The last time council members tackled the High Speed Rail was in mid-December, when they were presented with.
As for an aerial track, Councilman Peter Arellano said the High Speed Rail Authority won’t force one on towns that the train directly travels through because of the anticipated community backlash.
“The state wants this project to proceed and succeed,” he said. “They don’t want to fight with every community that they come into.”
The council's vote for a downtown station comes after a year of community workshops and study sessions held by city staff and project consultant David Early.
Although the rail authority will ultimately decide Gilroy’s station location, City Engineer Don Dey said local input is important because it allows the rail authority to see that the city's involved in the process, and has preferences.
Dey said the city’s commitment to finding the best station location for Gilroy is exemplified in the Gilroy High Speed Train Visioning Project, which city staff spearheaded with the help of a $150,000 grant from the county’s Valley Transportation Authority. Dey said $50,000 of project funds came from the city alone.
The council then hired Early’s firm, The Planning Center DC&E, to spearhead the project, and conduct a study of different station-area development options for Gilroy.

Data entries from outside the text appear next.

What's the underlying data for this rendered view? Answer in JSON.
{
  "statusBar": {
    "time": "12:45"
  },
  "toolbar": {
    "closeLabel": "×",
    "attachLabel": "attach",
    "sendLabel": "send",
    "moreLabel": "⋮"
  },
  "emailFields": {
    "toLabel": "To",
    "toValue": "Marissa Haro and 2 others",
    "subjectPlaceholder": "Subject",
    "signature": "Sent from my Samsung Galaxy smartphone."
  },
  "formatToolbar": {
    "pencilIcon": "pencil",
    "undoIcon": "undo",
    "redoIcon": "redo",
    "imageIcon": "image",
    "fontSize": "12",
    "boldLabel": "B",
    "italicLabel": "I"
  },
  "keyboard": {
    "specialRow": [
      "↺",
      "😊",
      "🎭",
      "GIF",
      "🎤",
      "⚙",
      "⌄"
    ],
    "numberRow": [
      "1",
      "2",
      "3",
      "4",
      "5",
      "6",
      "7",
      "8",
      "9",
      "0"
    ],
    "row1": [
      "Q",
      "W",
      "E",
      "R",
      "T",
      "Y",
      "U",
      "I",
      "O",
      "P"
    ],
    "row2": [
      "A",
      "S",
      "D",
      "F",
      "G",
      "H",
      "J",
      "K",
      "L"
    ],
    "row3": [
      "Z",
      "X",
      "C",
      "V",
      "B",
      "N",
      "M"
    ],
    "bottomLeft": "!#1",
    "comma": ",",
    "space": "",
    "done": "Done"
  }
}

Most recently, the city received a $200,000 grant from the High Speed Rail Authority and a $400,000 allocation from the Federal Railroad Administration, which they’ll put toward the next phase of the project. Then, in the third phase, the council will update all of the development and planning details for the station in the city’s General Plan.
“You will be able to put the meat on the bones for the upcoming projects in the next phase,” Early said to the council.